Each and every last one of the 16 HD amp models created with this new generation of modeling technology sounds and feels like the real deal to me. There is a very authentic, overall tube warmth that has been oh-so-close but not quite there in earlier generations. The HD amp models responded as I expected to the varying dynamics of my playing. Subtle differences in pick angle and force were plainly evident. Switching from pick to fingers, even using the most overdriven, maxed-out high gain tones, elicited the tactile reaction I hoped for.
Most remarkable to me was the natural from-end compression and power amp “sag” that happens when you crank a tube amp and dig in with your playing. This very real feel and response was also found when I began to add overdrive and distortion effects to the front end of the signal chain. Every amp’s front-end will react differently to the same pedal, and the new Line 6 HD models responded like they should.
Thick Layers of Luscious Icing
Ever the skeptic, I thought perhaps with all the focus placed on building the new modeling technology, and selecting, restoring and modeling a new collection of vintage amplifiers. Line 6 may have been forced to skimp on the effects. Nope.
POD HD500 contains a full compliment: over 100 pro-grade effects found in their acclaimed M-Series pedals. 30+ distortions, EQs and compressors; 35+ analog and digital delays, echoes, wahs, and reverbs (from surfy springs, to studio plates, to cutting-edge digital rooms); 45+ swirly phasers, filters and other mods including opto and bias modulating tremolos, choruses, and rotary speakers. And if that’s not enough, there’s a 48-second looper and pitch/intelligent harmonizer effects on board as well.
Easy to Digest
In what I believe to be the true test of a company’s ability to think like a guitar player and design a unit that performs well during a heat-of-the-moment, middle-of-a-song tweak, I refused to look at the POD HD500 manual. (Not only am I not going to take the manual to the gig, but I’m not going to spend hours burning the midnight oil studying it like a law student preparing for the bar.)
The new interface Line 6 developed for the POD HD500 is a guitar player’s dream come true. The display shows a series of easily recognizable icons laid out in a signal path just like a real-world amp and effects rig. Spin a knob and select an amp model, which loads with the appropriate speakers and cab. Don’t like them? Spin the knob and audition them all until you find the one you like. Add your effects anywhere in the signal path—before or after. Don’t like it there?

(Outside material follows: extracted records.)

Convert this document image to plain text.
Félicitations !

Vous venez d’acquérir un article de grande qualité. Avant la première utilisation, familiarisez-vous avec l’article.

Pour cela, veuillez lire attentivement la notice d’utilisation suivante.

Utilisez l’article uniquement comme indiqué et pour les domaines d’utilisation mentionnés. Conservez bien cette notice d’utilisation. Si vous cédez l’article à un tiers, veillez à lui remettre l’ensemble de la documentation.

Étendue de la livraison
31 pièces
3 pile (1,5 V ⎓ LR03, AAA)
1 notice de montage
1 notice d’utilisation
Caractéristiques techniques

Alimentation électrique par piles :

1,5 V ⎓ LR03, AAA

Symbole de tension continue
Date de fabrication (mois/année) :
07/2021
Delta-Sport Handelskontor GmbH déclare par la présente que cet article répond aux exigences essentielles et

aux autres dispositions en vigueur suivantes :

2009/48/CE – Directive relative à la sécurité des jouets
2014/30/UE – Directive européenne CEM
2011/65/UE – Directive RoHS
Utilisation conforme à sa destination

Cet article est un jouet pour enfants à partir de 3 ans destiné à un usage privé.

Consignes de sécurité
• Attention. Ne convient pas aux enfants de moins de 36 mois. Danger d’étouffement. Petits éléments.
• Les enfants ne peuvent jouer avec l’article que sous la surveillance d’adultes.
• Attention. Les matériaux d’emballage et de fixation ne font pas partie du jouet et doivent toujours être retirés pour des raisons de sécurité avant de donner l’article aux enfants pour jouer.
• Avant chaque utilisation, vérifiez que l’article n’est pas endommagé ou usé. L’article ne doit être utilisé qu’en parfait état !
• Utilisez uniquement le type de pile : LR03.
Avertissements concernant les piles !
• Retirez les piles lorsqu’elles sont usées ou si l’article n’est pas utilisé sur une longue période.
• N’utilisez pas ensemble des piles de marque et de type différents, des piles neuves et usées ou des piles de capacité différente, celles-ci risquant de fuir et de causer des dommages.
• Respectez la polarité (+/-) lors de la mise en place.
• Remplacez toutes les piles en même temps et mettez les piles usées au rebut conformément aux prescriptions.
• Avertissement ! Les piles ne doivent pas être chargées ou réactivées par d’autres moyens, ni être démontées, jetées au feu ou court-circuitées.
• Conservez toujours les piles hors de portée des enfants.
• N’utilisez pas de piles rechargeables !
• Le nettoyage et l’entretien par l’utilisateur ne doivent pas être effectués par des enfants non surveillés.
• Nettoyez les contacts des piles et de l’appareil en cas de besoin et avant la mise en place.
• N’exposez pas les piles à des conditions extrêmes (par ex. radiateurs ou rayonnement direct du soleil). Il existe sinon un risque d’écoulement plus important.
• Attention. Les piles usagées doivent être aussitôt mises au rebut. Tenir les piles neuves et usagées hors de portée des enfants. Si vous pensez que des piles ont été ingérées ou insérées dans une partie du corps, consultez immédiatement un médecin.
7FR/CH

Hit the “Move” button and place it somewhere else, just like you would in the real world.
Literally, within minutes, I had created and saved half dozen tones using unique amp models and effects rigs that truly sounded as distinctive as their real world counterparts, without looking at the manual.
Going Back for More
From the first not I played through the new POD HD500, I knew something was different about it. And not just in the quality of the tone but in the feel, which, at the end of the day, makes all the difference in the world.